Gene Expression Technology Set To Semi-automation

Kyoto University

Kyoto, Japan — The Human Genome Project generated the first sequence of the human genome, revealing a kind of blueprint of human biology. Two decades later, the field of gene regulatory networks describes a complex system where thousands of genes regulate each other to create appropriate gene expression dynamics.

However, more work is needed to fully understand these networks and determine their precise nature. Current approaches either estimate gene regulation indirectly or utilize accurate and direct but time-consuming, repetitive methods.

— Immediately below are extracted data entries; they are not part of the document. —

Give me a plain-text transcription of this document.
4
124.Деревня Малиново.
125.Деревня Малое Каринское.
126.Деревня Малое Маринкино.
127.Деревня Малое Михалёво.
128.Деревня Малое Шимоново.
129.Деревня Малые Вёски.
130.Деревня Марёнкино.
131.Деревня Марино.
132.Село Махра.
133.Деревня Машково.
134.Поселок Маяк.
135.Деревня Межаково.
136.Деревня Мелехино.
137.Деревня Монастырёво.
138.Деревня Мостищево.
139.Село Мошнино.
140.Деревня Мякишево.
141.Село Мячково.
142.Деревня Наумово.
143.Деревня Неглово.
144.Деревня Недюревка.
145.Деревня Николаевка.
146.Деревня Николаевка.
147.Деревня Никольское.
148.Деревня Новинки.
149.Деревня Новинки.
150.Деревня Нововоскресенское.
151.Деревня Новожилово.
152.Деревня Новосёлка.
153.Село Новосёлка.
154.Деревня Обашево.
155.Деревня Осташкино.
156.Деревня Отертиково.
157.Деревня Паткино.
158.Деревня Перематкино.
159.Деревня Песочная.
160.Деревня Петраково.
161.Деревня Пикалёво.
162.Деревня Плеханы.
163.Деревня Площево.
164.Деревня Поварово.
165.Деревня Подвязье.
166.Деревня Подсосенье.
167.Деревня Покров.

A research group led by Kyoto University has now developed a highly accurate method to semi-automatically estimate gene regulatory networks in multicellular organisms. The method involves measuring time-series gene expression and applying the team’s proprietary RENGE computational model.

“RENGE may help identify the key factors for cell differentiation and potentially control the fate of specific cells,” says corresponding author Masato Ishikawa of KyotoU’s Institute for Life and Medical Science.

Researchers can determine regulatory gene expression using the relatively accurate gene knockout method, where if a gene A is eliminated, a gene B — that A had regulated — is exposed.

The latest single-cell CRISPR technology, which can measure expression changes from large-scale individual knockouts, comes with a caveat: the distinction between directly and indirectly regulated genes is unclear. Knocking out one gene inevitably affects the expression of genes downwind in the network.

Ishikawa and his colleagues addressed the issue by measuring the expression levels in a time series and adapting their mathematical model to estimate gene regulatory networks.

“When we verified RENGE’s accuracy, we obtained results that outperformed existing methods in both simulation data and measured expression data of human iPS cells,” adds Ishikawa.

Using RENGE to maximize information obtained from gene knockout, the team could identify a gene regulatory network containing 103 genes expressing human pluripotency, which was highly consistent with findings accumulated over decades of research in molecular biology.

“However, the beauty is that we could obtain the same results from only one RENGE experiment. Furthermore, we found that transcription factors that regulate the same target genes in this regulatory network tend to work as protein complexes, among which one may be a key factor for pluripotency,” elaborates Ishikawa.

The inherent versatility of this method allows for estimating regulatory networks in various other life systems beyond iPS cells.

“RENGE may inspire new technologies such as producing artificially manipulated cells with specific functions,” remarks Ishikawa.